大渡河过饱和溶解气体原型观测研究

高坝泄洪会导致水中的总溶解气体（TDG）过饱和，其不利影响会持续较长范围，可能导致下游鱼类患气泡病甚至死亡。随着大量高坝的建成运行，这一生态环境问题更受关注。基于对大渡河水电站A三年的过饱和TDG原型观测数据，分析过饱和TDG生成释放的影响因素及其作用规律，并开展泄水方式优化的分析讨论。

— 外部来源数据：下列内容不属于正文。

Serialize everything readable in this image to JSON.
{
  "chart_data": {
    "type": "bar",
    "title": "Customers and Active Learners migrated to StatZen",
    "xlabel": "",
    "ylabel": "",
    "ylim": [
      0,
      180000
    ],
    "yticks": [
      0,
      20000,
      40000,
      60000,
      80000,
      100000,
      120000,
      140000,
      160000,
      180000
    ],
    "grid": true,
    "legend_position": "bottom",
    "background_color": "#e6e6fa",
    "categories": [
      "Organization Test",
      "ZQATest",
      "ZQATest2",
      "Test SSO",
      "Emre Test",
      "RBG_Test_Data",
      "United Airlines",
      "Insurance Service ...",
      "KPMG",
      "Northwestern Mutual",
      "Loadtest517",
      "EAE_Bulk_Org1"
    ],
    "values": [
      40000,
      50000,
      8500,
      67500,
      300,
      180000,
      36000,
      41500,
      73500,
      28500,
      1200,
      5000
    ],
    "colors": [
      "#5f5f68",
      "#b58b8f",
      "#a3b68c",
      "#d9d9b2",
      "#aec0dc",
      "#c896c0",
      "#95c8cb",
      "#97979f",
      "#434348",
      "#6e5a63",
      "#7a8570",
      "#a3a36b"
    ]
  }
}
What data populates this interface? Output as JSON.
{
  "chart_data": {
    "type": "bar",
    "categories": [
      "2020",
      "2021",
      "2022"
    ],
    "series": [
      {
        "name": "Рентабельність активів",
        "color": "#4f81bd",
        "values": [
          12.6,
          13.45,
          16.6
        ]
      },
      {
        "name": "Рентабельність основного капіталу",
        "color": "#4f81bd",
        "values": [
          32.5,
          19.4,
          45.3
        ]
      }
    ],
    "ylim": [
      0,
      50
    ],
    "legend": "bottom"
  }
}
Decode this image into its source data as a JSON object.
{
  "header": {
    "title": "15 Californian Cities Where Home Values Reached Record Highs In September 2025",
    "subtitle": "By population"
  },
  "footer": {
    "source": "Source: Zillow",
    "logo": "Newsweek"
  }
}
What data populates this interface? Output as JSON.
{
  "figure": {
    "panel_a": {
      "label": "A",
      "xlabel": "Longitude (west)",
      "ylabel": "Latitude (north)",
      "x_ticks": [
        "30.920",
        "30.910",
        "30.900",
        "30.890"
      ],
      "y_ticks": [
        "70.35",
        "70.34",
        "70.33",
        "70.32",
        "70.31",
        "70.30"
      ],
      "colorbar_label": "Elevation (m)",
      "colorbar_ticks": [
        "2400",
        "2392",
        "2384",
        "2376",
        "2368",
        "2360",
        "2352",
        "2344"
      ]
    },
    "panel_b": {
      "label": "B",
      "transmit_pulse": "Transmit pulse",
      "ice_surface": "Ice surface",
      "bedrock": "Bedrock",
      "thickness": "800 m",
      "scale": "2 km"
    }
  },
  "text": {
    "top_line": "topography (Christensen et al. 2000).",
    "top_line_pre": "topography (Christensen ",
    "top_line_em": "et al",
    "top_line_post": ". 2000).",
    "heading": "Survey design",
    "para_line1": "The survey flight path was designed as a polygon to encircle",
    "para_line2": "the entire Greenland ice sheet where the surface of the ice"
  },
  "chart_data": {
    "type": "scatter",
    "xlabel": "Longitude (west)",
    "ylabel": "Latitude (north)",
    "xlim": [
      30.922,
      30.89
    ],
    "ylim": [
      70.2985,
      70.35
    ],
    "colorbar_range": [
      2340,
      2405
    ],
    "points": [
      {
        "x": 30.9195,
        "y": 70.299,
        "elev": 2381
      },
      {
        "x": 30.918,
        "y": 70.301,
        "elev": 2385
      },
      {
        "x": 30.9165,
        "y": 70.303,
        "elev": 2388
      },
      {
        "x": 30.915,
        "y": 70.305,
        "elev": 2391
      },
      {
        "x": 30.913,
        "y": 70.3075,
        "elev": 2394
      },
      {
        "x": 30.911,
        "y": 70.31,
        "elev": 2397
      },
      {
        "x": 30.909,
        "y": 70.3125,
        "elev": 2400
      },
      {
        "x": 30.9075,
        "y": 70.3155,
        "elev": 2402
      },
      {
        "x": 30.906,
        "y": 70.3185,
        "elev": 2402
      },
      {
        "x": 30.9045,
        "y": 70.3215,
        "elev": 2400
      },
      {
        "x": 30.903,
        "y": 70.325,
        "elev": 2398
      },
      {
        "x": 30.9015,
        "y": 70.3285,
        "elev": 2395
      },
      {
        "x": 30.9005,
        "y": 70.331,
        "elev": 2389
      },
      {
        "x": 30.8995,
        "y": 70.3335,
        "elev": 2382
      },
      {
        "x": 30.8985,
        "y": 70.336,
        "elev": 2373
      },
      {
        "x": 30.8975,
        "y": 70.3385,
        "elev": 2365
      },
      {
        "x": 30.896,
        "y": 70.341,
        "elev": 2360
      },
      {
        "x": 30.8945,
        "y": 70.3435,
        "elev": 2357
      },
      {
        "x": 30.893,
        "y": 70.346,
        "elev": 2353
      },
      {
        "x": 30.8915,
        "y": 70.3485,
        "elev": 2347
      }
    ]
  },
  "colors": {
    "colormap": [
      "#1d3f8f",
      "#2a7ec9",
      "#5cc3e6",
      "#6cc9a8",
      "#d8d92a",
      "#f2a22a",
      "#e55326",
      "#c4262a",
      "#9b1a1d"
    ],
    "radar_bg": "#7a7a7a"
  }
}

结果表明，不同的泄洪建筑物泄洪生成的过饱和TDG差异较为显著，深孔泄洪生成的饱和度水平高于泄洪洞泄洪生成水平；TDG饱和度生成值与泄洪流量成较好的正相关关系，而与下游水位的关系并不显著；初始饱和度的高低影响单位距离TDG饱和度降低值的大小；水深是影响过饱和TDG释放的重要因素，水深越小的河段释放系数越大。基于三年原型观测数据的分析结果，进一步提出水电站A过饱和TDG生成预测模型，并对汛期的大坝泄洪调度提出减缓过饱和TDG影响的优化建议：当流量小于泄洪洞泄洪能力（1384 m3﹒s-1）时，采用泄洪洞泄洪；当流量大于泄洪洞泄洪能力且小于2600 m3﹒s-1时，采用单深孔与泄洪洞联合泄洪，可将生成的TDG饱和度控制在129%以下。多年期的原型观测研究丰富了高坝泄洪过饱和TDG的原型观测成果，为进一步探究过饱和TDG机制和TDG减缓措施提供重要基础数据和技术支撑，对水电开发河流的水生态保护具有一定意义。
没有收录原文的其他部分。